Requiem for a seminary
At the door are Umkhonto we Sizwe veterans who visited me in the parish. They were bearers of good news. They are canvassing that our parish, St Charles Lwanga, be declared a heritage site.
This church was the beacon of hope especially during hard times of apartheid. The parish doors were always open for community meetings. It was here that people hunted by evil forces could find refuge. It was in this parish that comrades planned the downfall of apartheid. Under the brave leadership of Fr Smangaliso Mkhatshwa, ours became a People’s Church. The history of Soshanguve, outside Pretoria, is incomplete without Fr Mkhatshwa or the St Charles Lwanga parishioners.
Remember Fr Mkhatshwa did not volunteer to come to Soshanguve. He was restricted to Pretoria under the Internal Security Act for his activities in the Black People’s Convention. He was allocated a house in Soshanguve and subjected to 6pm to 6am house arrest. He was the parish priest of St Charles Lwanga when he became the first African general secretary of the Southern African Catholic Bishops’ Conference.
A few days after the visit by former ANC combatants, I went to visit St Peter’s seminary, in Garsfontein, east of Pretoria. The seminary rector, Fr Enrico Parry, lamented that the bishops have decided to close the seminary. Philosophy students will from 2008 be part of St John Vianney seminary in Waterkloof. My heart was already bleeding when the rector assured me that the seminary would not be sold, but put on a lease.
Throughout September this seminary was in many people’s minds and hearts. At almost all Steve Bantu Biko commemorations and at Heritage celebrations I met people associated with the seminary. Everywhere I went people joined the rector’s lament. This kind of reaction was not surprising.
St Peter’s Seminary is an icon of the quest of black people to be free. As the oppressed people of South Africa were landless, so was this seminary uprooted many times. It was moved from Natal to Hammanskraal. Then to Garsfontein.
There was never an official explanation for the move from Hammanskraal. This led to students, staff members and other concerned people to come up with theories. It was not good for a seminary to be next to a nurses’ college training young African women. The seminary was too close to a township, Temba. It was perceived that black areas would have a negative influence on African seminarians. White students and lecturers preferred to be closer to Pretoria. Now St Peter’s is moving to Waterkloof, maybe for good.
St Peter’s was for training African priests when St John Vianney was for whites. In 1981 the bishops decided to amalgamate the seminaries. By then the seminary was a school of freedom.

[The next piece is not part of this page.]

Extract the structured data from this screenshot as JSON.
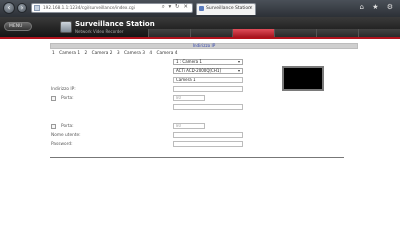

St Peter’s produced bishops: Mandlenkosi Zwane, Mansuet Biyase, Paul Mngoma, Mogale Nkhumishe, Zithulele Mvemve. St Peter’s produced the first group of radical black priests to make a public protest against racism in the Catholic Church: Frs Mkhatshwa, David Moetapele, John Louwfant, Clement Mokoka and Anthony Mabona.
Their protest and manifesto was published in the liberal Rand Daily Mail. It was the St Peter’s Old Boys Association (SPOBA) which insisted that Cardinal Owen McCann resign after suggesting that Africans were not mature enough to govern. It was at St Peter’s that the bishops decided to close the seminary because students were getting too political after a few legitimate protests. It was at St Peter’s that Steve Biko found a platform and his Black Consciousness was nurtured and spread throughout the country. St Peter’s was a breeding ground for the liberation of South Africa.
To remove St Peter’s seminary from the face of the earth will deny black people their history and some white people their guilt. But St John Vianney seminary will always be a reminder of our painful past.
The historian Dr Joy Brain in 2002 gave reasons for the existence of two racial seminaries: “blacks would have difficulty with English as the medium of instruction, their social customs and educational background were different and separation of the two groups was likely to be beneficial to both”.
The walls of St Charles Lwanga church remind the Umkhonto we Sizwe soldiers that genuine monuments are engraved in people’s hearts and memories. Biko was murdered 30 years ago. His spirit lives on. So will that of St Peter’s seminary.